A tallit’s tale through the ages

A tallit that’s stood the test of time and the pride in the eyes of its new owner, bar mitzvah boy Jacob Whitmont, ensured tears would flow at Sydney’s Mizrachi Synagogue earlier this month.

Scott Whitmont with his cousin Jacob wearing his great-great-great grandfather's tallit.
Scott Whitmont with his cousin Jacob wearing his great-great-great grandfather's tallit.

A TALLIT that’s stood the test of time and the pride in the eyes of its new owner, bar mitzvah boy Jacob Whitmont, ensured tears would flow at Sydney’s Mizrachi Synagogue earlier this month.

The tallit and its beautiful red-dyed bag, marked with the initials J.W., belonged to Jacob’s great-great-great grandfather Jacob Weissberger who was born in Bochnia, Poland, in 1845.

Against the odds, they remained in the family’s hands after Weissberger’s death despite being handed to his eldest son Moritz, who tragically perished with his wife Anna in the gas chambers of Auschwitz.

Their neighbours came across the tallit and posted it along with other belongings to the couple’s daughter, Helen, as a signal that her parents had been arrested.

She herself was in a work camp at the time, prior to being sent to Bergen-Belsen with her husband Werner.

Having buried the belongings and surviving the Holocaust, she was subsequently able to retrieve them and took them with her to Pennsylvania, when she and Werner moved there after the war.

The treasured tallit was later brought to Australia by Jacob’s older cousin, Lane Cove resident and family history enthusiast Scott Whitmont, who was given it by Helen while he was an exchange student in the US in 1978.

Earlier this month, he passed it on to Jacob as his bar mitzvah present. “I don’t have children myself and I knew the tallit should stay in the family line,” Scott told The AJN.

“Jacob held it like a treasure and I knew immediately I’d made the right decision.”

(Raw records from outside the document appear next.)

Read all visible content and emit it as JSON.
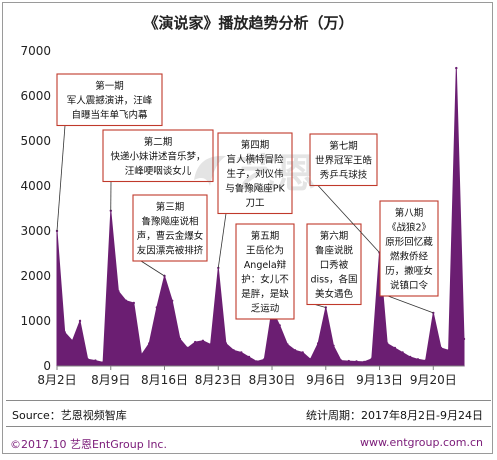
{
  "chart_data": {
    "type": "area",
    "title": "《演说家》播放趋势分析（万）",
    "ylim": [
      0,
      7000
    ],
    "yticks": [
      "0",
      "1000",
      "2000",
      "3000",
      "4000",
      "5000",
      "6000",
      "7000"
    ],
    "xticks": [
      "8月2日",
      "8月9日",
      "8月16日",
      "8月23日",
      "8月30日",
      "9月6日",
      "9月13日",
      "9月20日"
    ],
    "grid": false,
    "legend": "none",
    "colors": {
      "fill": "#6b1e72",
      "callout_border": "#c0392b"
    },
    "x": [
      "8月2日",
      "8月3日",
      "8月4日",
      "8月5日",
      "8月6日",
      "8月7日",
      "8月8日",
      "8月9日",
      "8月10日",
      "8月11日",
      "8月12日",
      "8月13日",
      "8月14日",
      "8月15日",
      "8月16日",
      "8月17日",
      "8月18日",
      "8月19日",
      "8月20日",
      "8月21日",
      "8月22日",
      "8月23日",
      "8月24日",
      "8月25日",
      "8月26日",
      "8月27日",
      "8月28日",
      "8月29日",
      "8月30日",
      "8月31日",
      "9月1日",
      "9月2日",
      "9月3日",
      "9月4日",
      "9月5日",
      "9月6日",
      "9月7日",
      "9月8日",
      "9月9日",
      "9月10日",
      "9月11日",
      "9月12日",
      "9月13日",
      "9月14日",
      "9月15日",
      "9月16日",
      "9月17日",
      "9月18日",
      "9月19日",
      "9月20日",
      "9月21日",
      "9月22日",
      "9月23日",
      "9月24日"
    ],
    "values": [
      3000,
      750,
      560,
      1000,
      150,
      120,
      80,
      3450,
      1660,
      1450,
      1400,
      250,
      500,
      1300,
      2000,
      1450,
      600,
      400,
      530,
      560,
      480,
      2180,
      500,
      350,
      300,
      200,
      100,
      150,
      1250,
      900,
      480,
      350,
      300,
      150,
      500,
      1300,
      450,
      120,
      110,
      100,
      90,
      160,
      2520,
      500,
      400,
      300,
      200,
      150,
      120,
      1180,
      400,
      350,
      6620,
      600
    ],
    "annotations": [
      {
        "text": [
          "第一期",
          "军人震撼演讲，汪峰",
          "自曝当年单飞内幕"
        ]
      },
      {
        "text": [
          "第二期",
          "快递小妹讲述音乐梦，",
          "汪峰哽咽谈女儿"
        ]
      },
      {
        "text": [
          "第三期",
          "鲁豫飚座说相",
          "声，曹云金爆女",
          "友因漂亮被排挤"
        ]
      },
      {
        "text": [
          "第四期",
          "盲人横特冒险",
          "生子，刘仪伟",
          "与鲁豫飚座PK",
          "刀工"
        ]
      },
      {
        "text": [
          "第五期",
          "王岳伦为",
          "Angela辩",
          "护：女儿不",
          "是胖，是缺",
          "乏运动"
        ]
      },
      {
        "text": [
          "第六期",
          "鲁座说脱",
          "口秀被",
          "diss，各国",
          "美女遇色"
        ]
      },
      {
        "text": [
          "第七期",
          "世界冠军王皓",
          "秀乒乓球技"
        ]
      },
      {
        "text": [
          "第八期",
          "《战狼2》",
          "原形回忆藏",
          "燃救侨经",
          "历，撒哑女",
          "说镇口令"
        ]
      }
    ]
  },
  "footer": {
    "source": "Source：艺恩视频智库",
    "period": "统计周期：2017年8月2日-9月24日"
  },
  "bottom": {
    "copyright": "©2017.10  艺恩EntGroup Inc.",
    "website": "www.entgroup.com.cn"
  },
  "watermark": {
    "text": "艺恩"
  }
}
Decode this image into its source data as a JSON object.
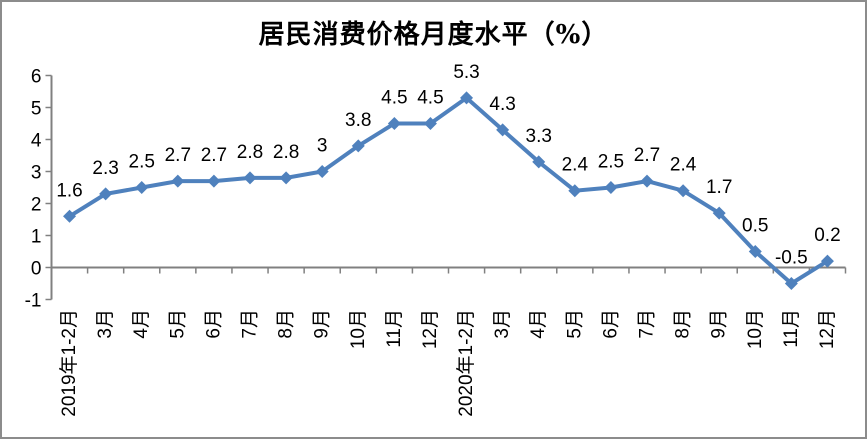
{
  "chart_data": {
    "type": "line",
    "title": "居民消费价格月度水平（%）",
    "categories": [
      "2019年1-2月",
      "3月",
      "4月",
      "5月",
      "6月",
      "7月",
      "8月",
      "9月",
      "10月",
      "11月",
      "12月",
      "2020年1-2月",
      "3月",
      "4月",
      "5月",
      "6月",
      "7月",
      "8月",
      "9月",
      "10月",
      "11月",
      "12月"
    ],
    "values": [
      1.6,
      2.3,
      2.5,
      2.7,
      2.7,
      2.8,
      2.8,
      3,
      3.8,
      4.5,
      4.5,
      5.3,
      4.3,
      3.3,
      2.4,
      2.5,
      2.7,
      2.4,
      1.7,
      0.5,
      -0.5,
      0.2
    ],
    "point_labels": [
      "1.6",
      "2.3",
      "2.5",
      "2.7",
      "2.7",
      "2.8",
      "2.8",
      "3",
      "3.8",
      "4.5",
      "4.5",
      "5.3",
      "4.3",
      "3.3",
      "2.4",
      "2.5",
      "2.7",
      "2.4",
      "1.7",
      "0.5",
      "-0.5",
      "0.2"
    ],
    "ylim": [
      -1,
      6
    ],
    "y_tick_step": 1,
    "grid": false,
    "legend": "none",
    "marker": "diamond",
    "colors": {
      "series": "#4F81BD",
      "axis": "#808080",
      "text": "#000000",
      "frame_border": "#8C8C8C",
      "background": "#FFFFFF"
    }
  }
}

The day Jacob received the tallit was Yom Hashoah and it was accompanied with a letter penned by Scott, detailing the rich heritage of five generations of the item’s previous owners.

“Given that you carry the same name as your great-great-great grandfather, I decided that its proper place should be in your possession,” he wrote.

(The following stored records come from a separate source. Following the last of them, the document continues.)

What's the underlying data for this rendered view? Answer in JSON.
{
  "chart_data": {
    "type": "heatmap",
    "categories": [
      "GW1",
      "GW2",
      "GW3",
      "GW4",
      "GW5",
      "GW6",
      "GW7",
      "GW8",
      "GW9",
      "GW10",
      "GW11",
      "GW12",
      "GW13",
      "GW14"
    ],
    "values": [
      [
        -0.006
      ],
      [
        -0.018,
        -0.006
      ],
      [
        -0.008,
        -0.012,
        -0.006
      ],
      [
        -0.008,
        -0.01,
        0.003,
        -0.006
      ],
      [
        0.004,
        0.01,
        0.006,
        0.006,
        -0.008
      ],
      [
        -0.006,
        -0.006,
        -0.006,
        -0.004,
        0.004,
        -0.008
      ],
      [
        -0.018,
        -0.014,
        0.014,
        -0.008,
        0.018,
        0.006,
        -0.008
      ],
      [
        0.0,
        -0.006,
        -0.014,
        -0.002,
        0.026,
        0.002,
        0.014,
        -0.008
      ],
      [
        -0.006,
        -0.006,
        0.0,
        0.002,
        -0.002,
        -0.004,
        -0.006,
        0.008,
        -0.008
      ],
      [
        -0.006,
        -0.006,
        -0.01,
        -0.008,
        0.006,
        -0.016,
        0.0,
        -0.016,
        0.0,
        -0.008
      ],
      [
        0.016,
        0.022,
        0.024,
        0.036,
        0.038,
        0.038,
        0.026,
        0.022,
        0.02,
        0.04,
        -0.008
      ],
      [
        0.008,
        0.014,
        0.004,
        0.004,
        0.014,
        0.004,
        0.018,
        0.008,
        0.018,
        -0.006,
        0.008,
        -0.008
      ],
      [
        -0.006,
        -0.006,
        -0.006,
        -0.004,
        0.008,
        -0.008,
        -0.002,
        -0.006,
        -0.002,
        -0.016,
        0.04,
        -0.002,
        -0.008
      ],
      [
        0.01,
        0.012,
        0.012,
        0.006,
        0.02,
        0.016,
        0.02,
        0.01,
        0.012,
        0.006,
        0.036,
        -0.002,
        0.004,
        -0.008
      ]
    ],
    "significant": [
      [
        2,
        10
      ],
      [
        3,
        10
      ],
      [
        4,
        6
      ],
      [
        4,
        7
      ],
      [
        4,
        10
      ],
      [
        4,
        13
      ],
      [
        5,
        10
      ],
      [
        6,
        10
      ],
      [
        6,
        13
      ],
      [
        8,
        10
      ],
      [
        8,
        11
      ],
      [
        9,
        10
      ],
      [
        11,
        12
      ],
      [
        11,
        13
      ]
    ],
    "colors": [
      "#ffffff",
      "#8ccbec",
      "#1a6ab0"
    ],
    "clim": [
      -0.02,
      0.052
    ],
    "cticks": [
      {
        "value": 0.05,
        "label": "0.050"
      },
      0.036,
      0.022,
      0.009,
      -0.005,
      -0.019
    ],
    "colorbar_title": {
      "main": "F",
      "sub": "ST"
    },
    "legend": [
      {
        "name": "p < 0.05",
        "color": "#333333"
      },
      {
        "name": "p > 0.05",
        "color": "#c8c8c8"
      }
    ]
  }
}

“The key to wanting people to look after something valuable and treasure it is the passing on of these stories,” Scott told The AJN.

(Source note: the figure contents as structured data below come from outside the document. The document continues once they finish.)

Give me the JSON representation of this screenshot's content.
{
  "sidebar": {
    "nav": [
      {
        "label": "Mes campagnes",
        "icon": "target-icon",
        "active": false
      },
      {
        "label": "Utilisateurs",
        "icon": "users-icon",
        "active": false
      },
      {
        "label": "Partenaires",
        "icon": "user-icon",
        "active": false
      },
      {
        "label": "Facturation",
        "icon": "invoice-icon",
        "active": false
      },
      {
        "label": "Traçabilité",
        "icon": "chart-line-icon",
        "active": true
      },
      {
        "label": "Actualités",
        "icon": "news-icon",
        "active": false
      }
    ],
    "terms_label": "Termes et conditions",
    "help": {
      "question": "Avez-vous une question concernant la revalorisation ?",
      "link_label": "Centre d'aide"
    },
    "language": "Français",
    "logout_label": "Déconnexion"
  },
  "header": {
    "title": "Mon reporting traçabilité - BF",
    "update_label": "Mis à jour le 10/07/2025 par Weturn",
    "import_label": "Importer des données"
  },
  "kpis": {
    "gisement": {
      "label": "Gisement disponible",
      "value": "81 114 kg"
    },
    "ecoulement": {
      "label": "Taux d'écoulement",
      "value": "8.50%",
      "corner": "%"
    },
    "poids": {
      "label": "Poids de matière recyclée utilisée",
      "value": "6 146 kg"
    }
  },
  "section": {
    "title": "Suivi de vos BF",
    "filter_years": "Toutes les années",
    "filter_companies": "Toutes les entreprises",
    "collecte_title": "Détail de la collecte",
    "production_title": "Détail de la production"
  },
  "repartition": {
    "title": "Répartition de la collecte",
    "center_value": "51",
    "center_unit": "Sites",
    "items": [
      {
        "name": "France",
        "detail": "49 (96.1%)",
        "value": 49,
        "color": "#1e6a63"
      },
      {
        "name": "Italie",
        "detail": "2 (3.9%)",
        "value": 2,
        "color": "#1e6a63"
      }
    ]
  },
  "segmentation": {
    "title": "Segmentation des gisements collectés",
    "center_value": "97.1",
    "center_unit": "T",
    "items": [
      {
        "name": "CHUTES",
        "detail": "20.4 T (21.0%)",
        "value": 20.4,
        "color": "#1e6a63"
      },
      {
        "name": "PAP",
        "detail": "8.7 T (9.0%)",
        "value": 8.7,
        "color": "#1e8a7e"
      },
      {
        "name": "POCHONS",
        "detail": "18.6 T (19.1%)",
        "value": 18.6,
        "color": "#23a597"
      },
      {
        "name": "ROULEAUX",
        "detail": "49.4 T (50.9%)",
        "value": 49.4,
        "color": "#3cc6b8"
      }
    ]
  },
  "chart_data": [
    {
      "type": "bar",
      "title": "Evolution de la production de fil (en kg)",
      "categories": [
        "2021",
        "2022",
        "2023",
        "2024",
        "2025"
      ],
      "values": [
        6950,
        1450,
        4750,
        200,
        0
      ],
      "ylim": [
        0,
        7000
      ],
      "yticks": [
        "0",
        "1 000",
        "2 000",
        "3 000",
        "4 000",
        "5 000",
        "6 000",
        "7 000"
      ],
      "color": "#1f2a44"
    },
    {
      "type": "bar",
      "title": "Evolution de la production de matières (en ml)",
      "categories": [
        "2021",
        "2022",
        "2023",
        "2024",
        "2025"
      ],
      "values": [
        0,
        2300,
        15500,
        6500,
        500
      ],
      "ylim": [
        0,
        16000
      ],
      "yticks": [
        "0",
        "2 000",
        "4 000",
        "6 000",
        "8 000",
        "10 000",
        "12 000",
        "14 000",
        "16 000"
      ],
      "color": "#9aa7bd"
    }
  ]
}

“If these stories aren’t told, then they’re lost. That’s not just true of the Holocaust, that’s with any family history.”

Jacob’s father, Theo, said everyone was incredibly moved by Jacob wearing the century-old tallit at his bar mitzvah – the first time it had been worn in more than 90 years.

“I don’t think his namesake, Jacob Weissberger, really could have imagined that would be the case five generations later,” Theo said.